How? By changing your withholding. If you didn’t revisit yours as the IRS suggested midway through 2018, you may have underwithheld under the revised withholding tables. You may even have started receiving slightly more in each paycheck without realizing it. (Damn you, direct deposit.) “There are a lot of people, who even though the tax amount they’re paying is lower, may end up owing money, or they may not get the same amount that they’re expecting,” says Eve Davis, president of In or Out Tax Services in Portland, Oregon.
Consider additional IRA contributions
There’s still time to lower your tax bill and put away some additional money for retirement. Tax deductible IRA contributions made through April 15 still count against your 2018 taxes. You can put up to $5,500 into an IRA ($6,500 for those age 50 and older) as long as you earn less than $63,000 as a single filer, or $101,000 for a couple filing jointly. The deductibility phases out as your income increases, and depending on whether you have access to a workplace retirement plan.

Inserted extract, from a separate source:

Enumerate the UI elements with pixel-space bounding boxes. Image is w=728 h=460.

Also, if you have 1099 income, you can contribute up to $55,000 in 2018 or 25% of your earnings into a SEP IRA. Just make sure that you indicate your contributions are going toward the 2018 tax year, and not 2019.
Set yourself up for next year
If this year you find yourself in a crunch before April 15, unsure what the new tax law may mean for you, now is the perfect time to prepare for next year, and ensure you don’t find yourself right back here again. If you owed a lot of money, for example, you might want to consider increasing your withholding at work. It’s easy — just talk to HR and ask them for a fresh W-4, on which you’ll elect to have more withheld throughout the year. You can use this withholding calculator if you need help figuring out how much. Also, if there were documents you had trouble finding or you didn’t keep the best records, start channeling your inner Marie Kondo now to make changes that could make the process even simpler next year. You may find it’s easier than you thought to set yourself up for success in 2019.